Best firewall gateway version of Linux ?
Alex Satrapa
grail at goldweb.com.au
Wed Jan 16 07:38:23 EST 2002
On Tuesday, January 15, 2002, at 11:03 , Rasjid Wilcox wrote:
> No-one really answered the 'some idea of the most common version' part
> of
> your question. However, I know that despite moves afoot from
> Smoothwall to
> IPCop, a number of list members use Smoothwall.
I think the implicit answer to that question was "neither Smoothwall nor
IPCop". Most people use the "roll your own" version!
I have used SmoothWall GPL in the past, and what I found is that
pre-packaged firewalls are great if you only want to do what the
firewall was designed to let you do - ie: browse the web and read mail
through web-mail sites, or using IMAP clients that connect to external
servers.
SmoothWall GPL at the time did not let you do things like:
- SSH into your network from outside
- Set up a tunnel between your network and someone else's (or vice
versa)
Then of course are the maintenance issues - the version of SmoothWall
that I first used didn't use logrotate. So the logs just grew and grew
and grew until the hard drive filled up and my SmoothWall box silently
failed to do anything.
To present you the "PPP log", SmoothWall would parse the entire syslog
looking for "pppd" entries.
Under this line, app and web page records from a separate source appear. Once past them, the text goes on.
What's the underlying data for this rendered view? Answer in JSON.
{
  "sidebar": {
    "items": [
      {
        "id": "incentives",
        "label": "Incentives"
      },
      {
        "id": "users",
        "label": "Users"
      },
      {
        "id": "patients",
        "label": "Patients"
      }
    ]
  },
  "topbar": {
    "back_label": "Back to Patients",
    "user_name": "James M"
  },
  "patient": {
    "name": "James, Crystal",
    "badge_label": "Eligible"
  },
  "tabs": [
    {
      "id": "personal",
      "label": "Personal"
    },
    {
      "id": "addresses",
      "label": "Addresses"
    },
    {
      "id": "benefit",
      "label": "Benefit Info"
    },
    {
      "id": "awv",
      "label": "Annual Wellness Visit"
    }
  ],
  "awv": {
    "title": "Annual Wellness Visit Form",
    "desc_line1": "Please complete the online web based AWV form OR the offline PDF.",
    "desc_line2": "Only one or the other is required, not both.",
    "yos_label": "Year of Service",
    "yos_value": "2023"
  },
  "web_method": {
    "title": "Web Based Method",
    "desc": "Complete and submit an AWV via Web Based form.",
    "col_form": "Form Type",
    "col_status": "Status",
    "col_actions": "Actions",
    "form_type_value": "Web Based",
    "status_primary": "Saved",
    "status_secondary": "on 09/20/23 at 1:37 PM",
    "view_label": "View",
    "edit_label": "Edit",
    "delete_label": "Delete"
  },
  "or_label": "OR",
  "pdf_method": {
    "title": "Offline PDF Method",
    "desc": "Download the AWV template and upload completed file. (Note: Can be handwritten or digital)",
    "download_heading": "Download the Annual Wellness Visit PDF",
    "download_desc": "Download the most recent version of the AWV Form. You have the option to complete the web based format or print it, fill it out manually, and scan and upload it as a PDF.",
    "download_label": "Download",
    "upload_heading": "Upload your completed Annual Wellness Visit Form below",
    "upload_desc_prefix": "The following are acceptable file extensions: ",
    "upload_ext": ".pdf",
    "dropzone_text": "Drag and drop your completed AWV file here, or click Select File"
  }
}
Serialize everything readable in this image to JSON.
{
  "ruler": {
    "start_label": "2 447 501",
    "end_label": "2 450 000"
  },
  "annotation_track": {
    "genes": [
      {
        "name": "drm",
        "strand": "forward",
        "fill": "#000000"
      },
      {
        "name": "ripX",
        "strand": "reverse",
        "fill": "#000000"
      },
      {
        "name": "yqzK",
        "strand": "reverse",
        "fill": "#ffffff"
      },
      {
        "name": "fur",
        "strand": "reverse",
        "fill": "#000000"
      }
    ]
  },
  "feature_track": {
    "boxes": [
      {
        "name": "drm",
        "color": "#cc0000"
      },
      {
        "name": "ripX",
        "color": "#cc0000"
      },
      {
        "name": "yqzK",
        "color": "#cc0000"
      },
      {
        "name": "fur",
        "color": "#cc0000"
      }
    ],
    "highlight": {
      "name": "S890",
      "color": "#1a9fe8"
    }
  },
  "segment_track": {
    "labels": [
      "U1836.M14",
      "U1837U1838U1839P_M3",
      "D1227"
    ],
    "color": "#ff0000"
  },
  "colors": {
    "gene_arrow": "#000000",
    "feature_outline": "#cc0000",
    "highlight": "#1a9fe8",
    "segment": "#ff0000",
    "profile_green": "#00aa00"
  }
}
The sensible thing to do would have been to
generate the ppp log as events happen. In Debian for example, you get
the convenient /var/log/ppp.log. No need to parse anything, and you
even get logrotate thrown in to the deal ;)
The only feature I liked about SmoothWall GPL was that it made it
possible for my non-tech housemates to dial up to the internet by
clicking a button on a web page. Easy. So I ripped out the scripts
responsible and stuck them on a Debian box.